The testimony is wholly void of any testimony bringing this case within "excusable homicide". It may be that in absence of a definition of excusable homicide, a declaration that the evidence does not support the charge tends to confuse the jury as to excusable and justifiable homicide. Defendant's defense was justifiable homicide and the judge's declaration of law was to the effect that the evidence would not support a finding as to excusable homicide. The better practice would be not to give any instruction on excusable homicide where the evidence does not support such charge, especially where it is not defined. However, this Court has passed squarely upon the question in the case of Reed v. State, 2 Okl.Cr. 589, 103 P. 1042, a very similar instruction was given as follows:
"You are instructed, gentlemen, that under the evidence in this case there is no element of excusable or justifiable homicide."
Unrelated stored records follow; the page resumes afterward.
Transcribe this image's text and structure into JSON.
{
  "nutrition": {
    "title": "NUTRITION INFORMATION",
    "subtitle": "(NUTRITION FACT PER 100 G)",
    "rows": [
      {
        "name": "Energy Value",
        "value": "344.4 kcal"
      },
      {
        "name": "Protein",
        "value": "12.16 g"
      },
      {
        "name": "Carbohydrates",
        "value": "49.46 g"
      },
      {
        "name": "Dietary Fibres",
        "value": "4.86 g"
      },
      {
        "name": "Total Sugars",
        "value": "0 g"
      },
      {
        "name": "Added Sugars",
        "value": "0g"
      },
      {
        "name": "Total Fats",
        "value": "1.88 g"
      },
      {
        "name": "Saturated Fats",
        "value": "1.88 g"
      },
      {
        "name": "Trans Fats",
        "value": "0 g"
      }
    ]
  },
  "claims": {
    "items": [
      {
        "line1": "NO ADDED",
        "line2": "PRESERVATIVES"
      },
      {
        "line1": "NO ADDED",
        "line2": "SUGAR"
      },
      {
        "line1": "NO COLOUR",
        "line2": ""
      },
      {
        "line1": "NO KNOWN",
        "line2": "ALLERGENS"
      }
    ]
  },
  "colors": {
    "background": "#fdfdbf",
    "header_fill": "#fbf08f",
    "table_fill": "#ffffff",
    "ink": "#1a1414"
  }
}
In approving this instruction, the Court said:
"The error of the argument on behalf of the defendant is in making the general rule as to the respective functions of court and jury applicable equally to a case in which there is some substantial evidence to support the right asserted and a case in which there is an entire absence of evidence to establish such right. The plea of justification protects only those who are without fault. Under these facts it was proper for the court to so instruct the jury. Such an instruction was a declaration of the law, and not an invasion of the province of the jury to determine the facts. `Where there is testimony which has any legal effect, it would be error in the court to determine the weight of it, or the fact which it did or did not ascertain; but whether evidence tends to prove anything pertinent to the issue is a question for the court."
Also see, Musgraves v. State, 48 Okl.Cr. 418, 292 P. 376; and Burton v. State, 16 Okl.Cr. 602, 185 P. 842.
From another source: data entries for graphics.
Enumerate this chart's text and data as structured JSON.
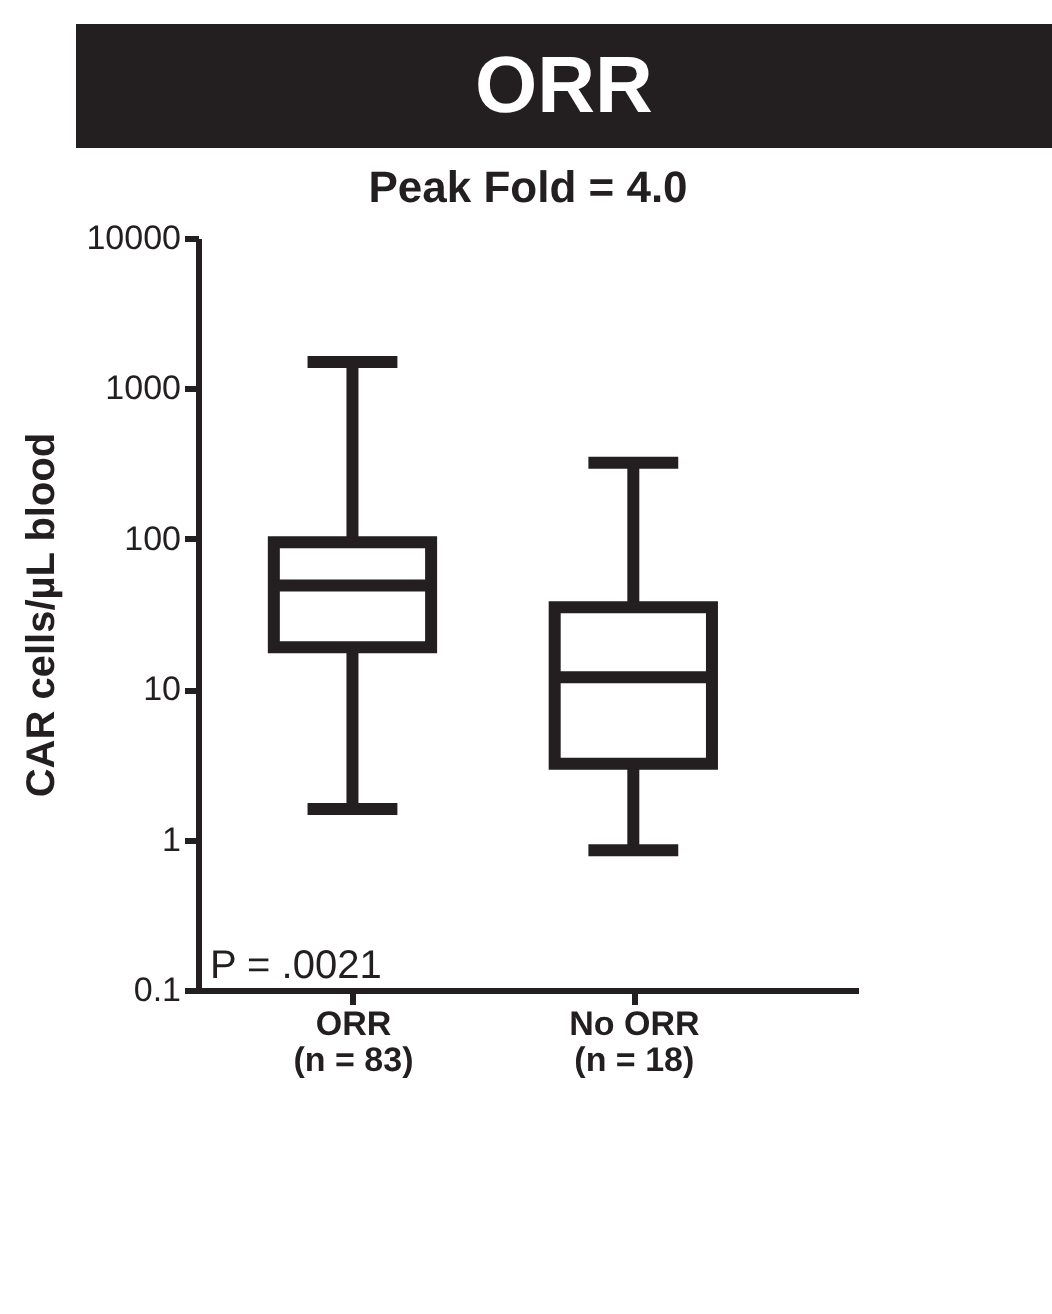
{
  "chart_data": {
    "type": "box",
    "title": "ORR",
    "subtitle": "Peak Fold = 4.0",
    "ylabel": "CAR cells/µL blood",
    "categories": [
      "ORR\n(n = 83)",
      "No ORR\n(n = 18)"
    ],
    "series": [
      {
        "color": "#231f20",
        "boxes": [
          {
            "low": 1.6,
            "q1": 19,
            "median": 49,
            "q3": 95,
            "high": 1500
          },
          {
            "low": 0.85,
            "q1": 3.2,
            "median": 12,
            "q3": 35,
            "high": 320
          }
        ]
      }
    ],
    "log": true,
    "ylim": [
      0.1,
      10000
    ],
    "yticks": [
      0.1,
      1,
      10,
      100,
      1000,
      10000
    ],
    "grid": false,
    "annotations": [
      "P = .0021"
    ]
  }
}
¶9 Instruction number 11 appears to correctly state the law of self-defense. Defendant calls attention to negative excerpts which he contends were prejudicial to the defendant. A review of the instruction in its entirety precludes the Court from attaching any significance to defendant's contention. However, there is another reason for holding adversely to defendant's argument. The record does not reflect that defendant made any objection to any part of the instructions. Nor did he offer any additional instructions. This Court has held in cases too numerous to mention that where no objection is made to instructions and no request made for additional instructions, error will be considered waived, unless fundamental.
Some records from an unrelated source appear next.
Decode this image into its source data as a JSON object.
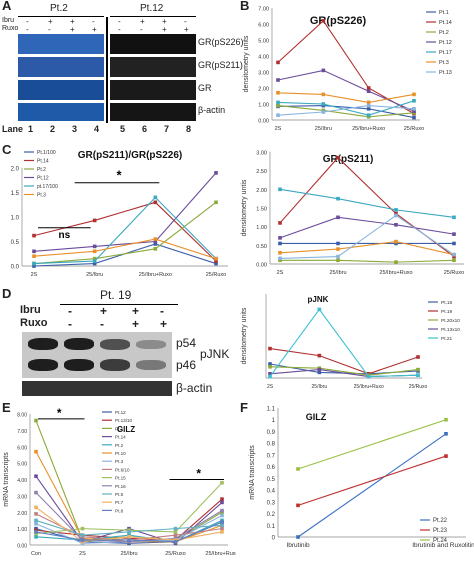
{
  "panelA": {
    "letter": "A",
    "pt2": "Pt.2",
    "pt12": "Pt.12",
    "ibru_label": "Ibru",
    "ruxo_label": "Ruxo",
    "ibru_signs": [
      "-",
      "+",
      "+",
      "-",
      "-",
      "+",
      "+",
      "-"
    ],
    "ruxo_signs": [
      "-",
      "-",
      "+",
      "+",
      "-",
      "-",
      "+",
      "+"
    ],
    "rows": [
      "GR(pS226)",
      "GR(pS211)",
      "GR",
      "β-actin"
    ],
    "lane_label": "Lane",
    "lanes": [
      "1",
      "2",
      "3",
      "4",
      "5",
      "6",
      "7",
      "8"
    ]
  },
  "panelB": {
    "letter": "B",
    "chart_data": {
      "type": "line",
      "title": "GR(pS226)",
      "ylabel": "densitometry units",
      "categories": [
        "2S",
        "25/Ibru",
        "25/Ibru+Ruxo",
        "25/Ruxo"
      ],
      "ylim": [
        0,
        7
      ],
      "yticks": [
        "0.00",
        "1.00",
        "2.00",
        "3.00",
        "4.00",
        "5.00",
        "6.00",
        "7.00"
      ],
      "series": [
        {
          "name": "Pt.1",
          "color": "#3a5fa8",
          "values": [
            0.85,
            0.9,
            0.7,
            0.15
          ]
        },
        {
          "name": "Pt.14",
          "color": "#b03030",
          "values": [
            3.6,
            6.2,
            2.0,
            0.4
          ]
        },
        {
          "name": "Pt.2",
          "color": "#8aaa3a",
          "values": [
            0.9,
            0.6,
            0.2,
            0.45
          ]
        },
        {
          "name": "Pt.12",
          "color": "#6b4c9a",
          "values": [
            2.5,
            3.1,
            1.8,
            0.55
          ]
        },
        {
          "name": "Pt.17",
          "color": "#3aa8c0",
          "values": [
            1.1,
            1.0,
            0.3,
            1.2
          ]
        },
        {
          "name": "Pt.3",
          "color": "#e8902a",
          "values": [
            1.7,
            1.6,
            1.1,
            1.6
          ]
        },
        {
          "name": "Pt.13",
          "color": "#8ab4e0",
          "values": [
            0.3,
            0.5,
            0.9,
            0.7
          ]
        }
      ]
    }
  },
  "panelC1": {
    "letter": "C",
    "chart_data": {
      "type": "line",
      "title": "GR(pS211)/GR(pS226)",
      "categories": [
        "2S",
        "25/Ibru",
        "25/Ibru+Ruxo",
        "25/Ruxo"
      ],
      "ylim": [
        0,
        2
      ],
      "yticks": [
        "0.0",
        "0.5",
        "1.0",
        "1.5",
        "2.0"
      ],
      "series": [
        {
          "name": "Pt.1/100",
          "color": "#3a5fa8",
          "values": [
            0.0,
            0.05,
            0.45,
            0.05
          ]
        },
        {
          "name": "Pt.14",
          "color": "#b03030",
          "values": [
            0.62,
            0.93,
            1.3,
            0.1
          ]
        },
        {
          "name": "Pt.2",
          "color": "#8aaa3a",
          "values": [
            0.05,
            0.15,
            0.35,
            1.3
          ]
        },
        {
          "name": "Pt.12",
          "color": "#6b4c9a",
          "values": [
            0.3,
            0.4,
            0.5,
            1.9
          ]
        },
        {
          "name": "pt.17/100",
          "color": "#3aa8c0",
          "values": [
            0.05,
            0.1,
            1.4,
            0.15
          ]
        },
        {
          "name": "Pt.3",
          "color": "#e8902a",
          "values": [
            0.2,
            0.3,
            0.55,
            0.15
          ]
        }
      ],
      "annotations": [
        "ns",
        "*"
      ]
    }
  },
  "panelC2": {
    "chart_data": {
      "type": "line",
      "title": "GR(pS211)",
      "ylabel": "densitometry untis",
      "categories": [
        "2S",
        "25/Ibru",
        "25/Ibru+Ruxo",
        "25/Ruxo"
      ],
      "ylim": [
        0,
        3
      ],
      "yticks": [
        "0.00",
        "0.50",
        "1.00",
        "1.50",
        "2.00",
        "2.50",
        "3.00"
      ],
      "series": [
        {
          "name": "Pt.1",
          "color": "#3a5fa8",
          "values": [
            0.55,
            0.55,
            0.55,
            0.55
          ]
        },
        {
          "name": "Pt.14",
          "color": "#b03030",
          "values": [
            1.1,
            2.85,
            1.35,
            0.2
          ]
        },
        {
          "name": "Pt.2",
          "color": "#8aaa3a",
          "values": [
            0.1,
            0.1,
            0.05,
            0.1
          ]
        },
        {
          "name": "Pt.12",
          "color": "#6b4c9a",
          "values": [
            0.7,
            1.25,
            1.05,
            0.8
          ]
        },
        {
          "name": "Pt.17",
          "color": "#3aa8c0",
          "values": [
            2.0,
            1.75,
            1.45,
            1.25
          ]
        },
        {
          "name": "Pt.3",
          "color": "#e8902a",
          "values": [
            0.3,
            0.4,
            0.6,
            0.25
          ]
        },
        {
          "name": "Pt.13",
          "color": "#8ab4e0",
          "values": [
            0.15,
            0.2,
            1.3,
            0.25
          ]
        }
      ]
    }
  },
  "panelD": {
    "letter": "D",
    "patient": "Pt. 19",
    "ibru_label": "Ibru",
    "ruxo_label": "Ruxo",
    "ibru_signs": [
      "-",
      "+",
      "+",
      "-"
    ],
    "ruxo_signs": [
      "-",
      "-",
      "+",
      "+"
    ],
    "p54": "p54",
    "p46": "p46",
    "pjnk": "pJNK",
    "actin": "β-actin"
  },
  "panelD2": {
    "chart_data": {
      "type": "line",
      "title": "pJNK",
      "ylabel": "densitometry units",
      "categories": [
        "2S",
        "25/Ibru",
        "25/Ibru+Ruxo",
        "25/Ruxo"
      ],
      "ylim": [
        0,
        3
      ],
      "series": [
        {
          "name": "Pt.18",
          "color": "#3a5fa8",
          "values": [
            0.5,
            0.2,
            0.15,
            0.25
          ]
        },
        {
          "name": "Pt.19",
          "color": "#b03030",
          "values": [
            1.05,
            0.8,
            0.15,
            0.75
          ]
        },
        {
          "name": "Pt.20x10",
          "color": "#8aaa3a",
          "values": [
            0.4,
            0.35,
            0.1,
            0.3
          ]
        },
        {
          "name": "Pt.13x10",
          "color": "#6b4c9a",
          "values": [
            0.15,
            0.3,
            0.05,
            0.1
          ]
        },
        {
          "name": "Pt.21",
          "color": "#3ac0d0",
          "values": [
            0.05,
            2.45,
            0.05,
            0.1
          ]
        }
      ]
    }
  },
  "panelE": {
    "letter": "E",
    "chart_data": {
      "type": "line",
      "title": "GILZ",
      "ylabel": "mRNA transcripts",
      "categories": [
        "Con",
        "2S",
        "25/Ibru",
        "25/Ruxo",
        "25/Ibru+Ruxo"
      ],
      "ylim": [
        0,
        8
      ],
      "yticks": [
        "0.00",
        "1.00",
        "2.00",
        "3.00",
        "4.00",
        "5.00",
        "6.00",
        "7.00",
        "8.00"
      ],
      "series": [
        {
          "name": "Pt.12",
          "color": "#3a5fa8",
          "values": [
            1.0,
            0.2,
            0.1,
            0.2,
            1.4
          ]
        },
        {
          "name": "Pt.13/10",
          "color": "#b03030",
          "values": [
            0.9,
            0.6,
            0.4,
            0.3,
            2.8
          ]
        },
        {
          "name": "Pt.1",
          "color": "#8aaa3a",
          "values": [
            7.6,
            0.3,
            0.5,
            0.3,
            2.0
          ]
        },
        {
          "name": "Pt.14",
          "color": "#6b4c9a",
          "values": [
            4.2,
            0.2,
            1.0,
            0.1,
            2.6
          ]
        },
        {
          "name": "Pt.2",
          "color": "#3aa8c0",
          "values": [
            0.5,
            0.3,
            0.6,
            0.2,
            1.5
          ]
        },
        {
          "name": "Pt.10",
          "color": "#e8902a",
          "values": [
            5.7,
            0.4,
            0.2,
            0.2,
            1.2
          ]
        },
        {
          "name": "Pt.3",
          "color": "#8ab4e0",
          "values": [
            1.3,
            0.1,
            0.2,
            0.3,
            1.8
          ]
        },
        {
          "name": "Pt.6/10",
          "color": "#c08080",
          "values": [
            1.9,
            0.5,
            0.3,
            0.6,
            1.0
          ]
        },
        {
          "name": "Pt.15",
          "color": "#a0c060",
          "values": [
            0.7,
            1.0,
            0.9,
            0.8,
            3.8
          ]
        },
        {
          "name": "Pt.16",
          "color": "#9080b0",
          "values": [
            3.2,
            0.3,
            0.2,
            0.4,
            2.1
          ]
        },
        {
          "name": "Pt.5",
          "color": "#60b0c0",
          "values": [
            1.5,
            0.6,
            0.8,
            1.0,
            1.2
          ]
        },
        {
          "name": "Pt.7",
          "color": "#f0b060",
          "values": [
            2.3,
            0.2,
            0.5,
            0.3,
            0.8
          ]
        },
        {
          "name": "Pt.8",
          "color": "#6080c0",
          "values": [
            0.8,
            0.3,
            0.3,
            0.2,
            1.4
          ]
        }
      ],
      "annotations": [
        "*",
        "*"
      ]
    }
  },
  "panelF": {
    "letter": "F",
    "chart_data": {
      "type": "line",
      "title": "GILZ",
      "ylabel": "mRNA transcripts",
      "categories": [
        "Ibrutinib",
        "Ibrutinib and Ruxolitinib"
      ],
      "ylim": [
        0,
        1.1
      ],
      "yticks": [
        "0",
        "0.1",
        "0.2",
        "0.3",
        "0.4",
        "0.5",
        "0.6",
        "0.7",
        "0.8",
        "0.9",
        "1",
        "1.1"
      ],
      "series": [
        {
          "name": "Pt.22",
          "color": "#3a6fc0",
          "values": [
            0.0,
            0.88
          ]
        },
        {
          "name": "Pt.23",
          "color": "#c03030",
          "values": [
            0.27,
            0.69
          ]
        },
        {
          "name": "Pt.24",
          "color": "#9ac040",
          "values": [
            0.58,
            1.0
          ]
        }
      ]
    }
  }
}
¶10 We have carefully examined the instructions as to defendant's theory of defense, which was self-defense, and find therein the law clearly explained. Instruction number 6 sets forth the statutory definition; number 9 defines the elements of apprehension by a defendant of a design on the part of deceased to take defendant's life or do him great bodily injury; number 10 informs the jury that it is not necessary that the immediate peril which defendant fears be in fact true, but that he reasonably believes such to be the case; number 12 directs the jury to view the circumstances upon which defendant acted from the standpoint of said defendant.
¶11 It is the opinion of this Court that the instructions in their entirety adequately states the law applicable to the evidence adduced at the trial.
¶12 Therefore, based on the reasons set forth above, the judgment and sentence of the trial court is hereby affirmed.
JOHNSON, P.J., and BUSSEY, J., concur.